Passenger sues Carnival cruise for “horrifying” conditions (VIDEO)

Within hours of finally reaching dry land, the first lawsuit was filed by a passenger of the doomed Carnival cruise ship.

It came as some of the 4,200 passengers aboard the ship were still not home because their bus broke down and one of the planes suffered an electrical fault, the New York Daily News reported.

Passenger Cassie Terry of Brazonia County, Texas, is the first to take legal action, Reuters reported.

Court documents state Terry is suing Carnival for failing to provide a seaworthy vessel and "horrifying" sanitary conditions.

She claims physical and emotional harm in the suit filed in the Federal Court, Miami, on Friday.
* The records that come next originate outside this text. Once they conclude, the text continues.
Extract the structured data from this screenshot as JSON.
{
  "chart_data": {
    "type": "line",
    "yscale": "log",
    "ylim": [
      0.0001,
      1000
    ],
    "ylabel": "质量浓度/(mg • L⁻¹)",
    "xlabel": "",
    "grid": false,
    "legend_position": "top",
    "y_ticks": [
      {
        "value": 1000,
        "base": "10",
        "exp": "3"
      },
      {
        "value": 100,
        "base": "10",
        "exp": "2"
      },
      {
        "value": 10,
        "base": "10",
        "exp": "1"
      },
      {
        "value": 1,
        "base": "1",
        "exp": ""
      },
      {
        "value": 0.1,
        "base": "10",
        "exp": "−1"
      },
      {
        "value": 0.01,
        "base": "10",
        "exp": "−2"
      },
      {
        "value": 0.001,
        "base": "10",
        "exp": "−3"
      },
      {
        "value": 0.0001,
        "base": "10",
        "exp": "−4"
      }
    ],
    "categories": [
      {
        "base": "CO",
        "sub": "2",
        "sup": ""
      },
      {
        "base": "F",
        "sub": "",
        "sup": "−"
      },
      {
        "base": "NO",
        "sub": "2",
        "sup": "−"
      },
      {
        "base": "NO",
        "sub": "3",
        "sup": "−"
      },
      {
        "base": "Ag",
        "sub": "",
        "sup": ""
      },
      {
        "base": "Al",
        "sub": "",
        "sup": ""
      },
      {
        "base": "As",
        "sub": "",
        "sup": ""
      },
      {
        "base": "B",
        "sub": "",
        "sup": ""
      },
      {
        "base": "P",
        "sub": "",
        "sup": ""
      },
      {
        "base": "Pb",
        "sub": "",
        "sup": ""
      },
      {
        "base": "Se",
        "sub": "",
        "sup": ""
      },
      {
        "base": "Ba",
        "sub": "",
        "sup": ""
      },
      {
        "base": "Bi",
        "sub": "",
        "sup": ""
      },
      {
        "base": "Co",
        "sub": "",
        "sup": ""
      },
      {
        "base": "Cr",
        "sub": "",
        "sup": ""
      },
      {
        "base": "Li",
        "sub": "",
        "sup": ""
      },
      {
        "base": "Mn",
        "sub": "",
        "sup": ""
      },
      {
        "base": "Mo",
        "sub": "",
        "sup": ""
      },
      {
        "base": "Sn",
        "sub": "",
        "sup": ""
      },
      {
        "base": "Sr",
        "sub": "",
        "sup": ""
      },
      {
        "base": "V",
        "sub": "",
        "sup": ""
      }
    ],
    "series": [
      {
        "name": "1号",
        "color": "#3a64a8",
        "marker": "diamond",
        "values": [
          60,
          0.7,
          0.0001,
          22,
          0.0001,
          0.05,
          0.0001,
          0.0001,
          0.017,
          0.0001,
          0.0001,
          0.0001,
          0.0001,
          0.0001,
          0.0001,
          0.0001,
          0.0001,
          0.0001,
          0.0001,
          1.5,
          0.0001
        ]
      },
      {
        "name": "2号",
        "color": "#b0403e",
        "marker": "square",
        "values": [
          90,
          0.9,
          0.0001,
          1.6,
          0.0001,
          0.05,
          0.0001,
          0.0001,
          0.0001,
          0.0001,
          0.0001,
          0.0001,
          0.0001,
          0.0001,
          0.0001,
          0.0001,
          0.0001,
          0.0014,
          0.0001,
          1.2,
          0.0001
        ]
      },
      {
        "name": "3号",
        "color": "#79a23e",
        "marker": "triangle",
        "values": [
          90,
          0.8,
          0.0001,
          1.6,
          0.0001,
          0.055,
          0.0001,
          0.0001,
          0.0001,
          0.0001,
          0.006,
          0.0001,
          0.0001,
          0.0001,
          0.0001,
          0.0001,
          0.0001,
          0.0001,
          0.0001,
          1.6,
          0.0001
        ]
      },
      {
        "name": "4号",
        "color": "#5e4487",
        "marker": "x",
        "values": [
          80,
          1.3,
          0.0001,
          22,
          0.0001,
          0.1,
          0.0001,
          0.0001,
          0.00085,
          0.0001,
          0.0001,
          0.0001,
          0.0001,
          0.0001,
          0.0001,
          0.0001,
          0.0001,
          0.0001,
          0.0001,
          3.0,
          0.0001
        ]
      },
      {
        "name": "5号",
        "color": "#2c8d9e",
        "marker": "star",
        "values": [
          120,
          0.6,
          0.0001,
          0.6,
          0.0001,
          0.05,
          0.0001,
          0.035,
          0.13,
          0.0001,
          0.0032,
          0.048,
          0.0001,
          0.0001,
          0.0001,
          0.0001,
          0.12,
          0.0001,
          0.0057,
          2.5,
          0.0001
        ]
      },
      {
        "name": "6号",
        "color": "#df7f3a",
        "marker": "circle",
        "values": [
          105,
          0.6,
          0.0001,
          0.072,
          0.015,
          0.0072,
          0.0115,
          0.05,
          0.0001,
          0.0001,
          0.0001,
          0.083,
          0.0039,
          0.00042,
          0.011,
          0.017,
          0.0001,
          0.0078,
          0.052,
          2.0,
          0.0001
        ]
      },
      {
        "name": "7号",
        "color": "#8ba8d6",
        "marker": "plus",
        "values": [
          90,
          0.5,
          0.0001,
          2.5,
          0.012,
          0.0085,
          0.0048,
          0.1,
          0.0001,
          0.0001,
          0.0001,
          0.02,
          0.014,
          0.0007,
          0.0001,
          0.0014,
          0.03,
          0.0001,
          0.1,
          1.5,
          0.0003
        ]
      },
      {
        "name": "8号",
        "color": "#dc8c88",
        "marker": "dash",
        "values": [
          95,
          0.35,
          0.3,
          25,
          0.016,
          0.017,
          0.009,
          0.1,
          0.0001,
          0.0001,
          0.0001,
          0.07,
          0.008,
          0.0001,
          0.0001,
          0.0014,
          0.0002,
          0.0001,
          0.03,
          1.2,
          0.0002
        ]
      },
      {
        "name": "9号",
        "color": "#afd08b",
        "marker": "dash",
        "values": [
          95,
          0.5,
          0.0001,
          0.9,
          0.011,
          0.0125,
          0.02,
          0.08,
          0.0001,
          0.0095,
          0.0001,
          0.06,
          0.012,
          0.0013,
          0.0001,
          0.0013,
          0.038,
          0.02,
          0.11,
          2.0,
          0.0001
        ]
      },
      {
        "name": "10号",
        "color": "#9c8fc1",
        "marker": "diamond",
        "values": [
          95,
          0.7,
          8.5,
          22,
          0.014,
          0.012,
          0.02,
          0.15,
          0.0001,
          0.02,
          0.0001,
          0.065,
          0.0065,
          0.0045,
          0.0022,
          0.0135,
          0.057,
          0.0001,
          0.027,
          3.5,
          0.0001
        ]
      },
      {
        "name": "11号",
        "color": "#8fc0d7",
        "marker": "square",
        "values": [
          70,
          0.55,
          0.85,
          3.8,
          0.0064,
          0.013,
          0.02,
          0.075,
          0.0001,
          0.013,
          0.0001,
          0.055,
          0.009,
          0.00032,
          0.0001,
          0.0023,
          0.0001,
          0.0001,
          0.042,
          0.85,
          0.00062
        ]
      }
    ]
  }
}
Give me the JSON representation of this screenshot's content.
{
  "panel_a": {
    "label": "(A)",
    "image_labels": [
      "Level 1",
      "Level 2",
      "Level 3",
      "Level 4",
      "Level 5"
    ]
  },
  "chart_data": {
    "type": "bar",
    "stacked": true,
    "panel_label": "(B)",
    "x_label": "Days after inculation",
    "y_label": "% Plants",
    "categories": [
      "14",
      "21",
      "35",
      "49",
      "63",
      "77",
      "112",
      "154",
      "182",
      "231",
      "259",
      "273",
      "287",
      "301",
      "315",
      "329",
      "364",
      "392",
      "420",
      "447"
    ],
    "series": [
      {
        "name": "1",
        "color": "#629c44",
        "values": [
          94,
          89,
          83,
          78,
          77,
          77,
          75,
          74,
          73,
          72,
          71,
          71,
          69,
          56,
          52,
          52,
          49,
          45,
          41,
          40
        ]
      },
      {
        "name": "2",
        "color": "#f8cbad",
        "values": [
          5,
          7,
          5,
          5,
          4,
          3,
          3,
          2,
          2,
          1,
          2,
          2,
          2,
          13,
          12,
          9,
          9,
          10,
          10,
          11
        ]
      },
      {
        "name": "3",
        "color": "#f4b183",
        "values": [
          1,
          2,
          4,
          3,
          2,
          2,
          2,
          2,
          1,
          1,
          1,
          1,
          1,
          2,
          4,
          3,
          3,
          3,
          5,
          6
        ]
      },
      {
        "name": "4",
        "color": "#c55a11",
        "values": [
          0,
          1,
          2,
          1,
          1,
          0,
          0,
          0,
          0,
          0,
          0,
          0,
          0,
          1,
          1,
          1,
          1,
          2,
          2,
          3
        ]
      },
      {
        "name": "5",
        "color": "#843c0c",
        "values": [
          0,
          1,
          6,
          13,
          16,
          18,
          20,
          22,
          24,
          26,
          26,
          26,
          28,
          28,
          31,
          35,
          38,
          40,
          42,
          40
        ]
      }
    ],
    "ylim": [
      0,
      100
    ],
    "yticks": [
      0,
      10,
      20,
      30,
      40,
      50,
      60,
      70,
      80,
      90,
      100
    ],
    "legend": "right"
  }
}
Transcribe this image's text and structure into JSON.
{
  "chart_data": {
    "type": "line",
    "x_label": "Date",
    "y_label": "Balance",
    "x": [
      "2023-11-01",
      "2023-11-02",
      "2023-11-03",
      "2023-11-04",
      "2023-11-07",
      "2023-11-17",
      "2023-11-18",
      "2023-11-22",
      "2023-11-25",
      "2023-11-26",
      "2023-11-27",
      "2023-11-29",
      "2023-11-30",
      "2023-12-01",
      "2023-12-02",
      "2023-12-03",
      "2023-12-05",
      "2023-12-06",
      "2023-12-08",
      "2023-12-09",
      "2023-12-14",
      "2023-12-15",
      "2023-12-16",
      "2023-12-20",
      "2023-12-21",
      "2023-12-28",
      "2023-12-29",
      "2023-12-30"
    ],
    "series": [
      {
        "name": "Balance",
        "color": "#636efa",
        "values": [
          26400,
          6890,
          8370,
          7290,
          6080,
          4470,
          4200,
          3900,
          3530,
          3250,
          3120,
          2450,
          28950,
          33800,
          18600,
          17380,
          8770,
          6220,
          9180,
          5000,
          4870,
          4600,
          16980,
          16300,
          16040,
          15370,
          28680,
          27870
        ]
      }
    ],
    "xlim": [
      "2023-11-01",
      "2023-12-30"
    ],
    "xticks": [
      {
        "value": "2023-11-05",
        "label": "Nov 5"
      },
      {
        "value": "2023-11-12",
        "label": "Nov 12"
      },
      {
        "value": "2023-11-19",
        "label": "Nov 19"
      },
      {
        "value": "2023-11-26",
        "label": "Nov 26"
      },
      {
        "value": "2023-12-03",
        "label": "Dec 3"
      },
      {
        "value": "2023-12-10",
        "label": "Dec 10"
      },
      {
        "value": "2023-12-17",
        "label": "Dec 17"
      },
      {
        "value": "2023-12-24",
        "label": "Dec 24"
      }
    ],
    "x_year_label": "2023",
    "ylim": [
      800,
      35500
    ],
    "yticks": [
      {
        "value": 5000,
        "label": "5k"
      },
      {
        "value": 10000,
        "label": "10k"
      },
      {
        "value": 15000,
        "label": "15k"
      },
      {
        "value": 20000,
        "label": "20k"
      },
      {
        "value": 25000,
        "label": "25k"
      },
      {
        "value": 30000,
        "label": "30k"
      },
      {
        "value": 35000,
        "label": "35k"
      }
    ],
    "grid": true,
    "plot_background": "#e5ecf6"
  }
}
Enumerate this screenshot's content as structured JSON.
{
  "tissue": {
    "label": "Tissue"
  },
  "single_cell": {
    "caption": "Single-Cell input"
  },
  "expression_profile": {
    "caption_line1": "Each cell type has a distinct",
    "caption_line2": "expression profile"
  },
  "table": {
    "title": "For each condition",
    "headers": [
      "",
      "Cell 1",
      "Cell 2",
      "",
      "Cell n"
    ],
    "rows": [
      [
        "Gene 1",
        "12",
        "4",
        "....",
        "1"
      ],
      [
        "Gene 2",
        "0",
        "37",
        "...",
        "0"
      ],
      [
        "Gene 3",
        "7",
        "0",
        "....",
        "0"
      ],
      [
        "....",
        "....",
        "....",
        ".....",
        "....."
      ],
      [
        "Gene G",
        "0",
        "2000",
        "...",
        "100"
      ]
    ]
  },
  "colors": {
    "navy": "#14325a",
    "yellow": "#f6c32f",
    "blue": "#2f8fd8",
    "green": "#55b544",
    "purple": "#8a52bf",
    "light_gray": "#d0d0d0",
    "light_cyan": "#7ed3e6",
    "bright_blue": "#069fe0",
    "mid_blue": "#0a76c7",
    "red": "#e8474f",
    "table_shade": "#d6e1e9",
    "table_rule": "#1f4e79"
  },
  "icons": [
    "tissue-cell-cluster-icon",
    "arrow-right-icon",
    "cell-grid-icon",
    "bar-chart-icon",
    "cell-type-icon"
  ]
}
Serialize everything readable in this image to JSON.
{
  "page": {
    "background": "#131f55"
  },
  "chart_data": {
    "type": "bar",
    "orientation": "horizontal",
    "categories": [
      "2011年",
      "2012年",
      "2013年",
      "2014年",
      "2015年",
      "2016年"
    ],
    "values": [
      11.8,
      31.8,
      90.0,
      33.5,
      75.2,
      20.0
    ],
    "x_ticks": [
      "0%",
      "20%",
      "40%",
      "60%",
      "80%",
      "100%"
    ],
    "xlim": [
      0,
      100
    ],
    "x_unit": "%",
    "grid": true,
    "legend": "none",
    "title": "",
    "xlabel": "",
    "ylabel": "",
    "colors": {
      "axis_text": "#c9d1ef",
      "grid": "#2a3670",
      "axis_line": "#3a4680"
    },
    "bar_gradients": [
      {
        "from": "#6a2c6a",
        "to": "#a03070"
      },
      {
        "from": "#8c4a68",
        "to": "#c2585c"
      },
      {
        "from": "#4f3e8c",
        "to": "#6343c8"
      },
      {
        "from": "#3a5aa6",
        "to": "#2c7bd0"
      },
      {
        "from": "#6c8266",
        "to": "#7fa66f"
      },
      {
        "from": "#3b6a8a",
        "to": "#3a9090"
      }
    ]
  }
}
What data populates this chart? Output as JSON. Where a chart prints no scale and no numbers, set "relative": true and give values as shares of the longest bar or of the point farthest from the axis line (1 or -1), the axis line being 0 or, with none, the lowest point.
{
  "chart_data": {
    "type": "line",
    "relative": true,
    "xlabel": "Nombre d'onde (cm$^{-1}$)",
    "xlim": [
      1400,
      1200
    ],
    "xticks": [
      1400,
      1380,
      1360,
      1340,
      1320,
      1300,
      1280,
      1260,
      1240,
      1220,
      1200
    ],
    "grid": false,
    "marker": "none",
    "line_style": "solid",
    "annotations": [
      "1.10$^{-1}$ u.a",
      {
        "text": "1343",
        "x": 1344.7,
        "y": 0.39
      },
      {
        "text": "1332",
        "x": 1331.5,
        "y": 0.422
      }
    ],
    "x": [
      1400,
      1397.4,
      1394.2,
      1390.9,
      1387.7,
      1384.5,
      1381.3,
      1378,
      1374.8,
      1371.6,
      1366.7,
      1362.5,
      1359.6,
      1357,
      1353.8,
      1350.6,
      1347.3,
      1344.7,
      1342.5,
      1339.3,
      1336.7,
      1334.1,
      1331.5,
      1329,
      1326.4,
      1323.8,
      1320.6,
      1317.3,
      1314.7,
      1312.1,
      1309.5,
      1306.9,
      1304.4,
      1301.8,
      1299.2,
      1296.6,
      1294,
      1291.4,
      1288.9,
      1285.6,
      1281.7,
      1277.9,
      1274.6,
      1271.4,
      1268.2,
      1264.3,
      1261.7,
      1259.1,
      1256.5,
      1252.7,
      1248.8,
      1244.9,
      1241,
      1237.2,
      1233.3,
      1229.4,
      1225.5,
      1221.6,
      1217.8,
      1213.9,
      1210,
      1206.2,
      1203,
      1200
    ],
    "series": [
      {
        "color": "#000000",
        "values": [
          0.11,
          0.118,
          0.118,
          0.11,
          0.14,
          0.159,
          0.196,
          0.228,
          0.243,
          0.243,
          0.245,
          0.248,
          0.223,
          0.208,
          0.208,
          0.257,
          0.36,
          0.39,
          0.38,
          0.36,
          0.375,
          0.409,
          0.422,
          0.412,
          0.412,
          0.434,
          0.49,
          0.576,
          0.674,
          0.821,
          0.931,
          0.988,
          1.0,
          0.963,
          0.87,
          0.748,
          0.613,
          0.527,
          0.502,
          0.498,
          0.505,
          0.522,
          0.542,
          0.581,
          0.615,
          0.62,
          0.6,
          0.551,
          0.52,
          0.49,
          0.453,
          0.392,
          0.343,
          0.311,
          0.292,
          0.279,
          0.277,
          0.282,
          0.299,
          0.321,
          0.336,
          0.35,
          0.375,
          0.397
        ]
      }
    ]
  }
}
Thousands more lawsuits are expected in the coming weeks.

The ship was towed into port in Alabama late Thursday night, five days after it lost power in a engine-room fire.

More than 3,000 passengers reported squalid conditions including no food, no toilets and faeces down walls.

There were cheers as the ship finally reached dry land, according to the Washington Post.

The Washington Post reports that the slow approach into the Mobile port took a good portion of the day, and that the arriving passengers "raucously cheered after days of what they described as overflowing toilets, food shortages and foul odors."

“It was horrible, just horrible,” Maria Hernandez told the Post, as she described her horror as smoke filled her cabin after the fire, and the overall odor aboard the ship.

Read more from GlobalPost: Carnival cruise ship: Slowly heads to port after tow line breaks

Passengers, who were returning from Mexico, had to clear customs before they were allowed back into the US, writes CNN. The process of transporting the thousands of passengers off the ship took about four hours, according to the Washington Post.

Carnival plans to offer passengers $500, a full refund, a free flight home, and a credit for another cruise, added CNN.

The ship's woes began when the engine-room caught fire on February 10th, leaving the Mexico-bound ship "dead in the water," according to USA Today.

That led to five days of unpleasantness for the thousands trapped on board, who nonetheless lauded Carnival's staff for their professionalism to USA Today reporters.

Read more from GlobalPost: Carnival cruise ship: passengers sleeping on deck

Carnival CEO Gerry Cahill was on hand to greet the crippled ship, offering a personal apology from the cruising company, wrote CNN, while an "army" of employees were on hand to assist passengers.

Industry watchers are concerned that the Carnival ship's highly-documented ordeal may put a dent in the cruise business, according to industry experts gathered together by the National Public Radio.

In December, Carnival Corp & PLC reported "sharply lower" profit, blaming the deadly January 2012 Costa Concordia accident and a drop in 2013 bookings for the results, wrote Reuters, with a $93 million profit in the fourth quarter of the year.